In Memoriam
Jim Simons
1938-2024
We were very much saddened by the death on May 10, 2024 of Jim Simons, a Founding Member of the Association for Mathematical Research. Simons was famous for the brilliance of his mathematics, his breakthroughs in quantitative finance, and the generosity of his philanthropy.
The first of Simons’ two revolutionary contributions to mathematics involved minimal varieties. His paper, “Minimal varieties in Riemannian Manifolds”, [Ann. of Math., 1968], contained the derivation of the fundamental Simons equation which he used, together with basic results of Federer-Fleming, Di Georgi and Almgren in Geometric Measure Theory, to prove the interior regularity for globally volume-minimizing hypersurfaces up to ambient dimension 7. He also established the Bernstein conjecture, which says that a minimal graph in $R^n$ which is defined over all of $R^{n-1}$ is a hyperplane, up to ambient dimension n=8. In this same paper Simons showed that the cone on the Clifford torus, $S^3\times S^3\subset S^7$, is a local volume-minimizer, and he conjectured that this cone minimizes globally. It would therefore be a counterexample to interior regularity in ambient dimension 8. Not long afterwards, this was confirmed in work of E. Bombieri, E. Di Giorgi and E. Guisti, who also showed that the Bernstein Conjecture is false in all higher dimensions. This work of Simons made a fundamental change in one of the main fields of mathematical research.

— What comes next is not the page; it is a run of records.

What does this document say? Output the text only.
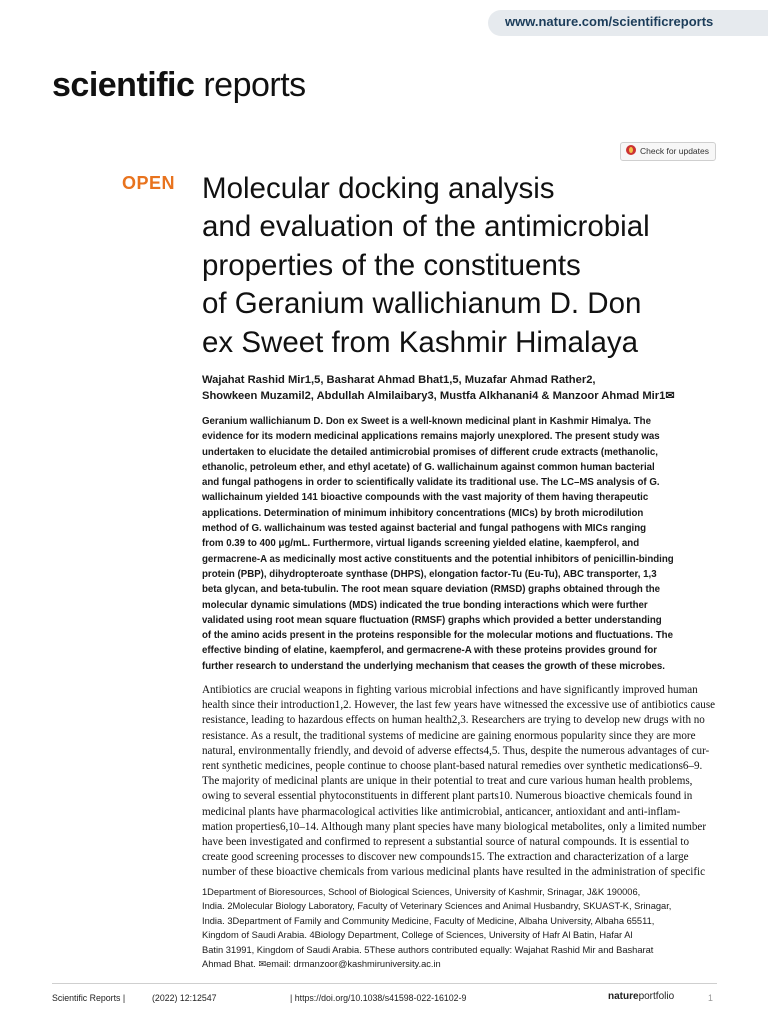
www.nature.com/scientificreports
scientific reports
Check for updates
OPEN Molecular docking analysis

and evaluation of the antimicrobial

properties of the constituents

of Geranium wallichianum D. Don

ex Sweet from Kashmir Himalaya

Wajahat Rashid Mir1,5, Basharat Ahmad Bhat1,5, Muzafar Ahmad Rather2,

Showkeen Muzamil2, Abdullah Almilaibary3, Mustfa Alkhanani4 & Manzoor Ahmad Mir1✉

Geranium wallichianum D. Don ex Sweet is a well-known medicinal plant in Kashmir Himalya. The

evidence for its modern medicinal applications remains majorly unexplored. The present study was

undertaken to elucidate the detailed antimicrobial promises of different crude extracts (methanolic,

ethanolic, petroleum ether, and ethyl acetate) of G. wallichainum against common human bacterial

and fungal pathogens in order to scientifically validate its traditional use. The LC–MS analysis of G.

wallichainum yielded 141 bioactive compounds with the vast majority of them having therapeutic

applications. Determination of minimum inhibitory concentrations (MICs) by broth microdilution

method of G. wallichainum was tested against bacterial and fungal pathogens with MICs ranging

from 0.39 to 400 μg/mL. Furthermore, virtual ligands screening yielded elatine, kaempferol, and

germacrene-A as medicinally most active constituents and the potential inhibitors of penicillin-binding

protein (PBP), dihydropteroate synthase (DHPS), elongation factor-Tu (Eu-Tu), ABC transporter, 1,3

beta glycan, and beta-tubulin. The root mean square deviation (RMSD) graphs obtained through the

molecular dynamic simulations (MDS) indicated the true bonding interactions which were further

validated using root mean square fluctuation (RMSF) graphs which provided a better understanding

of the amino acids present in the proteins responsible for the molecular motions and fluctuations. The

effective binding of elatine, kaempferol, and germacrene-A with these proteins provides ground for

further research to understand the underlying mechanism that ceases the growth of these microbes.

Antibiotics are crucial weapons in fighting various microbial infections and have significantly improved human

health since their introduction1,2. However, the last few years have witnessed the excessive use of antibiotics cause

resistance, leading to hazardous effects on human health2,3. Researchers are trying to develop new drugs with no

resistance. As a result, the traditional systems of medicine are gaining enormous popularity since they are more

natural, environmentally friendly, and devoid of adverse effects4,5. Thus, despite the numerous advantages of cur-

rent synthetic medicines, people continue to choose plant-based natural remedies over synthetic medications6–9.

The majority of medicinal plants are unique in their potential to treat and cure various human health problems,

owing to several essential phytoconstituents in different plant parts10. Numerous bioactive chemicals found in

medicinal plants have pharmacological activities like antimicrobial, anticancer, antioxidant and anti-inflam-

mation properties6,10–14. Although many plant species have many biological metabolites, only a limited number

have been investigated and confirmed to represent a substantial source of natural compounds. It is essential to

create good screening processes to discover new compounds15. The extraction and characterization of a large

number of these bioactive chemicals from various medicinal plants have resulted in the administration of specific

1Department of Bioresources, School of Biological Sciences, University of Kashmir, Srinagar, J&K 190006,

India. 2Molecular Biology Laboratory, Faculty of Veterinary Sciences and Animal Husbandry, SKUAST-K, Srinagar,

India. 3Department of Family and Community Medicine, Faculty of Medicine, Albaha University, Albaha 65511,

Kingdom of Saudi Arabia. 4Biology Department, College of Sciences, University of Hafr Al Batin, Hafar Al

Batin 31991, Kingdom of Saudi Arabia. 5These authors contributed equally: Wajahat Rashid Mir and Basharat

Ahmad Bhat. ✉email: drmanzoor@kashmiruniversity.ac.in

Scientific Reports |	(2022) 12:12547	| https://doi.org/10.1038/s41598-022-16102-9	natureportfolio	1
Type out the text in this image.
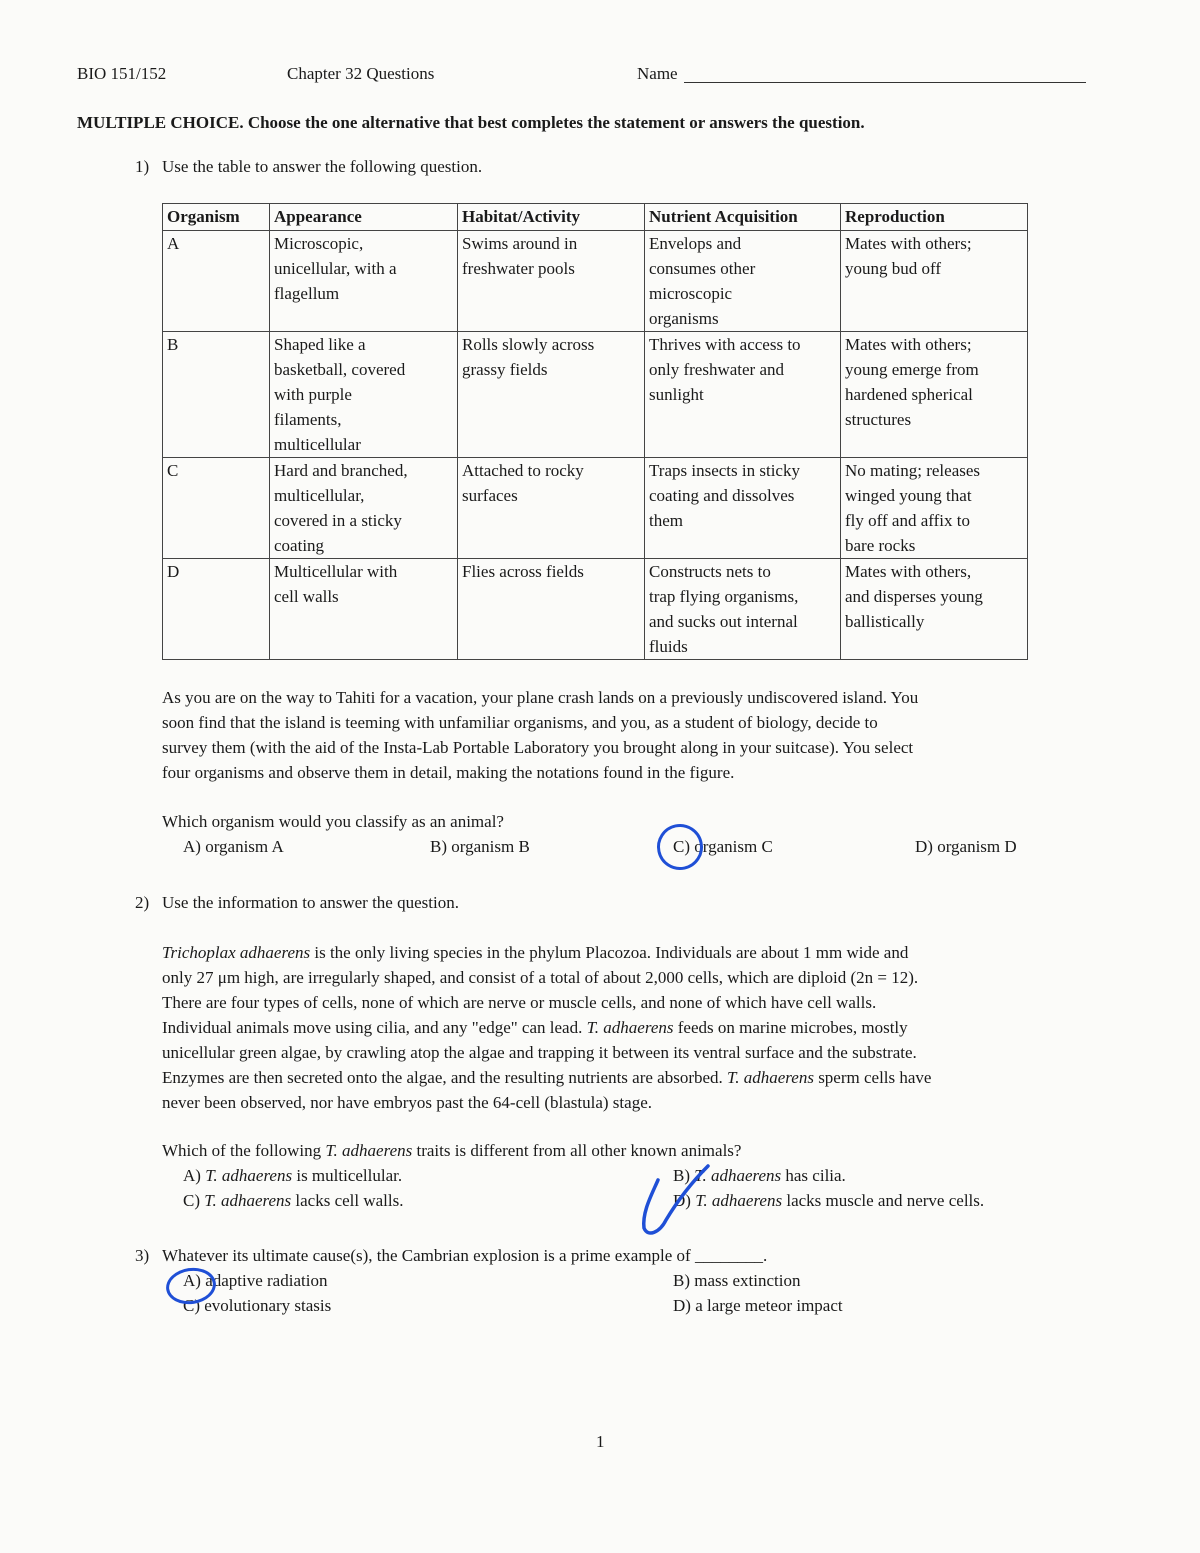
BIO 151/152	Chapter 32 Questions	Name
MULTIPLE CHOICE. Choose the one alternative that best completes the statement or answers the question.
1) Use the table to answer the following question.
Organism	Appearance	Habitat/Activity	Nutrient Acquisition	Reproduction
A	Microscopic,
unicellular, with a
flagellum	Swims around in
freshwater pools	Envelops and
consumes other
microscopic
organisms	Mates with others;
young bud off
B	Shaped like a
basketball, covered
with purple
filaments,
multicellular	Rolls slowly across
grassy fields	Thrives with access to
only freshwater and
sunlight	Mates with others;
young emerge from
hardened spherical
structures
C	Hard and branched,
multicellular,
covered in a sticky
coating	Attached to rocky
surfaces	Traps insects in sticky
coating and dissolves
them	No mating; releases
winged young that
fly off and affix to
bare rocks
D	Multicellular with
cell walls	Flies across fields	Constructs nets to
trap flying organisms,
and sucks out internal
fluids	Mates with others,
and disperses young
ballistically
As you are on the way to Tahiti for a vacation, your plane crash lands on a previously undiscovered island. You
soon find that the island is teeming with unfamiliar organisms, and you, as a student of biology, decide to
survey them (with the aid of the Insta-Lab Portable Laboratory you brought along in your suitcase). You select
four organisms and observe them in detail, making the notations found in the figure.
Which organism would you classify as an animal?
A) organism A	B) organism B	C) organism C	D) organism D
2) Use the information to answer the question.
Trichoplax adhaerens is the only living species in the phylum Placozoa. Individuals are about 1 mm wide and
only 27 μm high, are irregularly shaped, and consist of a total of about 2,000 cells, which are diploid (2n = 12).
There are four types of cells, none of which are nerve or muscle cells, and none of which have cell walls.
Individual animals move using cilia, and any "edge" can lead. T. adhaerens feeds on marine microbes, mostly
unicellular green algae, by crawling atop the algae and trapping it between its ventral surface and the substrate.
Enzymes are then secreted onto the algae, and the resulting nutrients are absorbed. T. adhaerens sperm cells have
never been observed, nor have embryos past the 64-cell (blastula) stage.
Which of the following T. adhaerens traits is different from all other known animals?
A) T. adhaerens is multicellular.	B) T. adhaerens has cilia.
C) T. adhaerens lacks cell walls.	D) T. adhaerens lacks muscle and nerve cells.
3) Whatever its ultimate cause(s), the Cambrian explosion is a prime example of ________.
A) adaptive radiation	B) mass extinction
C) evolutionary stasis	D) a large meteor impact
1
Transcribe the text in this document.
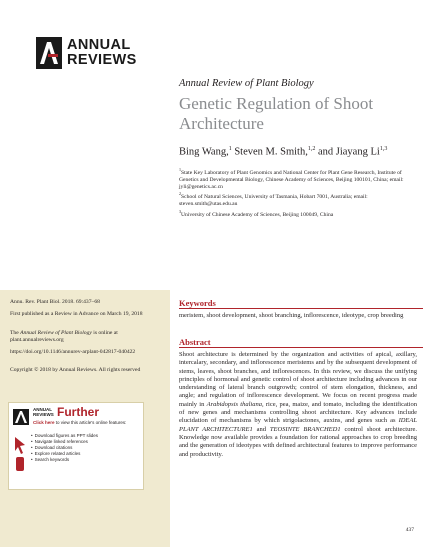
ANNUAL
REVIEWS
Annual Review of Plant Biology
Genetic Regulation of Shoot Architecture
Bing Wang,$^1$ Steven M. Smith,$^{1,2}$ and Jiayang Li$^{1,3}$
$^1$State Key Laboratory of Plant Genomics and National Center for Plant Gene Research, Institute of Genetics and Developmental Biology, Chinese Academy of Sciences, Beijing 100101, China; email: jyli@genetics.ac.cn
$^2$School of Natural Sciences, University of Tasmania, Hobart 7001, Australia; email: steven.smith@utas.edu.au
$^3$University of Chinese Academy of Sciences, Beijing 100049, China
Annu. Rev. Plant Biol. 2018. 69:437–68
First published as a Review in Advance on March 19, 2018
The Annual Review of Plant Biology is online at plant.annualreviews.org
https://doi.org/10.1146/annurev-arplant-042817-040422
Copyright © 2018 by Annual Reviews. All rights reserved
ANNUAL
REVIEWS Further
Click here to view this article's online features:
• Download figures as PPT slides
• Navigate linked references
• Download citations
• Explore related articles
• Search keywords
Keywords
meristem, shoot development, shoot branching, inflorescence, ideotype, crop breeding
Abstract
Shoot architecture is determined by the organization and activities of apical, axillary, intercalary, secondary, and inflorescence meristems and by the subsequent development of stems, leaves, shoot branches, and inflorescences. In this review, we discuss the unifying principles of hormonal and genetic control of shoot architecture including advances in our understanding of lateral branch outgrowth; control of stem elongation, thickness, and angle; and regulation of inflorescence development. We focus on recent progress made mainly in Arabidopsis thaliana, rice, pea, maize, and tomato, including the identification of new genes and mechanisms controlling shoot architecture. Key advances include elucidation of mechanisms by which strigolactones, auxins, and genes such as IDEAL PLANT ARCHITECTURE1 and TEOSINTE BRANCHED1 control shoot architecture. Knowledge now available provides a foundation for rational approaches to crop breeding and the generation of ideotypes with defined architectural features to improve performance and productivity.
437
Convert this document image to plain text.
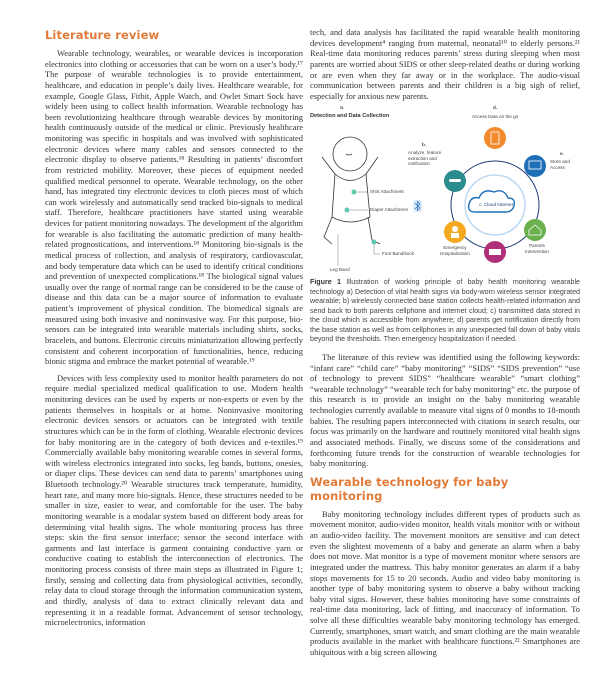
Literature review

Wearable technology, wearables, or wearable devices is incorporation electronics into clothing or accessories that can be worn on a user’s body.¹⁷ The purpose of wearable technologies is to provide entertainment, healthcare, and education in people’s daily lives. Healthcare wearable, for example, Google Glass, Fitbit, Apple Watch, and Owlet Smart Sock have widely been using to collect health information. Wearable technology has been revolutionizing healthcare through wearable devices by monitoring health continuously outside of the medical or clinic. Previously healthcare monitoring was specific in hospitals and was involved with sophisticated electronic devices where many cables and sensors connected to the electronic display to observe patients.¹⁸ Resulting in patients’ discomfort from restricted mobility. Moreover, these pieces of equipment needed qualified medical personnel to operate. Wearable technology, on the other hand, has integrated tiny electronic devices to cloth pieces most of which can work wirelessly and automatically send tracked bio-signals to medical staff. Therefore, healthcare practitioners have started using wearable devices for patient monitoring nowadays. The development of the algorithm for wearable is also facilitating the automatic prediction of many health-related prognostications, and interventions.¹⁸ Monitoring bio-signals is the medical process of collection, and analysis of respiratory, cardiovascular, and body temperature data which can be used to identify critical conditions and prevention of unexpected complications.¹⁸ The biological signal values usually over the range of normal range can be considered to be the cause of disease and this data can be a major source of information to evaluate patient’s improvement of physical condition. The biomedical signals are measured using both invasive and noninvasive way. For this purpose, bio-sensors can be integrated into wearable materials including shirts, socks, bracelets, and buttons. Electronic circuits miniaturization allowing perfectly consistent and coherent incorporation of functionalities, hence, reducing bionic stigma and embrace the market potential of wearable.¹⁹

Devices with less complexity used to monitor health parameters do not require medial specialized medical qualification to use. Modern health monitoring devices can be used by experts or non-experts or even by the patients themselves in hospitals or at home. Noninvasive monitoring electronic devices sensors or actuators can be integrated with textile structures which can be in the form of clothing. Wearable electronic devices for baby monitoring are in the category of both devices and e-textiles.¹⁹ Commercially available baby monitoring wearable comes in several forms, with wireless electronics integrated into socks, leg bands, buttons, onesies, or diaper clips. These devices can send data to parents’ smartphones using Bluetooth technology.²⁰ Wearable structures track temperature, humidity, heart rate, and many more bio-signals. Hence, these structures needed to be smaller in size, easier to wear, and comfortable for the user. The baby monitoring wearable is a modalar system based on different body areas for determining vital health signs. The whole monitoring process has three steps: skin the first sensor interface; sensor the second interface with garments and last interface is garment containing conductive yarn or conductive coating to establish the interconnection of electronics. The monitoring process consists of three main steps as illustrated in Figure 1; firstly, sensing and collecting data from physiological activities, secondly, relay data to cloud storage through the information communication system, and thirdly, analysis of data to extract clinically relevant data and representing it in a readable format. Advancement of sensor technology, microelectronics, information

tech, and data analysis has facilitated the rapid wearable health monitoring devices development⁴ ranging from maternal, neonatal¹⁰ to elderly persons.²¹ Real-time data monitoring reduces parents’ stress during sleeping when most parents are worried about SIDS or other sleep-related deaths or during working or are even when they far away or in the workplace. The audio-visual communication between parents and their children is a big sigh of relief, especially for anxious new parents.

a.
Detection and Data Collection
Shirt Attachment
Diaper Attachment
Foot Band/sock
Leg Band
b.
Analyze, feature extraction and notification
c. Cloud Internet
d.
Access Data on the go
e.
Store and Access
Parents Intervention
Emergency Hospitalization
Figure 1 Illustration of working principle of baby health monitoring wearable technology a) Detection of vital health signs via body-worn wireless sensor integrated wearable; b) wirelessly connected base station collects health-related information and send back to both parents cellphone and internet cloud; c) transmitted data stored in the cloud which is accessible from anywhere; d) parents get notification directly from the base station as well as from cellphones in any unexpected fall down of baby vitals beyond the thresholds. Then emergency hospitalization if needed.

The literature of this review was identified using the following keywords: “infant care” “child care” “baby monitoring” “SIDS” “SIDS prevention” “use of technology to prevent SIDS” “healthcare wearable” “smart clothing” “wearable technology” “wearable tech for baby monitoring” etc. the purpose of this research is to provide an insight on the baby monitoring wearable technologies currently available to measure vital signs of 0 months to 18-month babies. The resulting papers interconnected with citations in search results, our focus was primarily on the hardware and routinely monitored vital health signs and associated methods. Finally, we discuss some of the considerations and forthcoming future trends for the construction of wearable technologies for baby monitoring.

Wearable technology for baby monitoring

Baby monitoring technology includes different types of products such as movement monitor, audio-video monitor, health vitals monitor with or without an audio-video facility. The movement monitors are sensitive and can detect even the slightest movements of a baby and generate an alarm when a baby does not move. Mat monitor is a type of movement monitor where sensors are integrated under the mattress. This baby monitor generates an alarm if a baby stops movements for 15 to 20 seconds. Audio and video baby monitoring is another type of baby monitoring system to observe a baby without tracking baby vital signs. However, these babies monitoring have some constraints of real-time data monitoring, lack of fitting, and inaccuracy of information. To solve all these difficulties wearable baby monitoring technology has emerged. Currently, smartphones, smart watch, and smart clothing are the main wearable products available in the market with healthcare functions.²² Smartphones are ubiquitous with a big screen allowing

The second of Simons’ revolutionary contributions was the discovery of Chern-Simons forms whose theory he developed with S.S. Chern in the paper, “Characteristic forms and Geometric Invariants” [Ann. of Math, 1974]. Chern-Simons forms are canonical locally defined differential forms on the total space of a principal $G$-bundle with connection. The exterior derivative of a Chern-Simons form is the pull back to the total space of a corresponding characteristic Chern-Weil form on the base. Chern-Simons forms have many mathematical applications, for example, to subtle conformal non-immersion theorems in Riemannian geometry. They are also deeply related to the Atiyah-Patodi-Singer index theorem. Subsequent work by Simons and J. Cheeger, and later by Simons and D.Sullivan, developed the theory of differential characters. These new mathematical objects are certain functions on cycles which take values in $R/Z$. Their definition permitted a refinement of Chern-Simons theory in which the Chern-Simons forms on the total space of the bundle are replaced by differential characters on the base space. In this context, differential characters constitute the first example of differential cohomology theories, defined much later by M. Hopkins and I. Singer.
Remarkably, not long after its discovery, Chern-Simons theory began to pervade theoretical physics, including quantum field theory and condensed matter theory, a trend which continues up until the present.
In 1976, for his work on minimal varieties and on Chern-Simons invariants, Simons shared the Veblen Prize of the American Mathematical Society with W. Thurston. He was elected to the National Academy of Sciences in 2014.
Another of Jim Simons’ fundamental contributions to science came from his Seminar with Frank Yang in the early 1970’s. Their discovery, that the field of bundle-connections in differential geometry and theory of Yang-Mills fields in particle physics were exactly the same, engendered a long and ongoing, close interaction between mathematicians and physicists, resulting in a new world of basic results in both fields.
The Simons Foundation, founded by Jim and his wife Marilyn, has provided extraordinary support for mathematics and related fields. It “established the Simons Center for Geometry and Physics (at Stony Brook), and has supported programs and institutions as varied as Math for America, the African Mathematics Project, graduate and postdoctoral fellowships in math and computer science, challenge grants to SUNY Stony Brook and MSRI (now the Simons Laufer Mathematical Sciences Institute), Brookhaven National Laboratory, and the endowing of several university chairs.” (https://celebratio.org/Simons_J/cover/183/). More recently, the Simons Foundation has supported many additional mathematics institutions and activities, such as Oberwolfach and arxiv.org, and established the Simons Institute for the Theory of Computing at UC Berkeley.
Jim Simons will be greatly missed.
Jeff Cheeger and H. Blaine Lawson Jr.